Weather-Caused Disasters Remain the Most Destructive

Terrorist attacks and active shooter events garner extensive media attention, but in terms of lives lost, property damage, and overall social disruption, weather-related disasters dwarf man-made incidents.

With World Meteorological Day quickly approaching (March 23), we thought it was an opportune time to provide some context for weather-related disasters:

  • As was noted extensively in recent media reports, 2017 tallied 16 weather-related natural disasters of $1 billion or more in damages.
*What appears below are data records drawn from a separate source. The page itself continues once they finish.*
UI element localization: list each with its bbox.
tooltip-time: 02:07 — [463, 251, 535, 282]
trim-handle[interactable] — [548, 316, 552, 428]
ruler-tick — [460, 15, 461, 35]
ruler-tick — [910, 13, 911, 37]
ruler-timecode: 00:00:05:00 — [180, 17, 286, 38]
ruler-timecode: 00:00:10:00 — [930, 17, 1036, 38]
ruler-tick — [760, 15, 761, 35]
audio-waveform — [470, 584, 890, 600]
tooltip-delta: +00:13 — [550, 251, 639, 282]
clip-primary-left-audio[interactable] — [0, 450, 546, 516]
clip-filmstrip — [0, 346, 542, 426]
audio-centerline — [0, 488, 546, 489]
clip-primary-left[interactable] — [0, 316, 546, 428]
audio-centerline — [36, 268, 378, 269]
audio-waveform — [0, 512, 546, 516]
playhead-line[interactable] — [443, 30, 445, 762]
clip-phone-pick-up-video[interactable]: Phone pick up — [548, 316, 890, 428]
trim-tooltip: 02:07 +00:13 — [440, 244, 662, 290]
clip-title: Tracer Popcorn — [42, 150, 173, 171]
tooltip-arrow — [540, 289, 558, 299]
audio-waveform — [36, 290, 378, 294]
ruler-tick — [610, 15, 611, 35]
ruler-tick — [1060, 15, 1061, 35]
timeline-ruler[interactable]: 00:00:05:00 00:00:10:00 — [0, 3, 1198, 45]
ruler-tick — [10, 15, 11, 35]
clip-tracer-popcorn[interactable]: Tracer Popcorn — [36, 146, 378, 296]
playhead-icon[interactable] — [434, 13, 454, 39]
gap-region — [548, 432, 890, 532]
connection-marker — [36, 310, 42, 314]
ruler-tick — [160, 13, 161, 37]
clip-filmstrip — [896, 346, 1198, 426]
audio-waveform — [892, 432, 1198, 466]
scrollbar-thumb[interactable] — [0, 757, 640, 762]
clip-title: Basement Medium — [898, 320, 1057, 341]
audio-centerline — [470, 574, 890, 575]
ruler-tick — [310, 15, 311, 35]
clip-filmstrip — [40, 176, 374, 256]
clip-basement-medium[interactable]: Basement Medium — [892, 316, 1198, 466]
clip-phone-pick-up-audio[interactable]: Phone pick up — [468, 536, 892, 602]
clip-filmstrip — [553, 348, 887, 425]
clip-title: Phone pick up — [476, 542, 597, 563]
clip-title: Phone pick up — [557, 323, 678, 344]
The current cost estimate for those 16 events sits at $306 billion, the most expensive year on record.
  • Flooding consistently tops the list for the most costly and damaging disaster
    • Most of the $125 billion in damages caused by Hurricane Harvey stemmed from flooding of the Houston metropolitan area
    • Flooding is most often caused by more mundane conditions – heavy rains and snowmelt
  • Hurricanes Harvey, Maria, and Irma caused 251 fatalities
  • Western wildfires cost another 54 lives and $18 billion in damages (also a new annual record)
  • A hailstorm alone caused $3.4 billion in damages in Colorado and Oklahoma in May 2017

The list can go on – drought, tornadoes, landslides, severe storms all added to the catalog of weather-related disasters.

A few other notable characteristics and differences between weather and human-caused disasters:

  • Weather disasters affect far wider areas than man-made or facility-specific emergencies, such as building fires, terrorism, or mass shootings
  • They disrupt entire communities for months or longer
  • They require vastly more complex responses, which local communities cannot mount on their own

Preparing for weather-related disasters requires a more generalized approach, since impacts will vary dramatically based on the cause and local conditions. No two storms are the same. However, the upside of this is that organizations that take a broad-based, all-hazards approach to emergency response planning and that focus on core capabilities are well positioned to respond effectively to a wide range of disasters.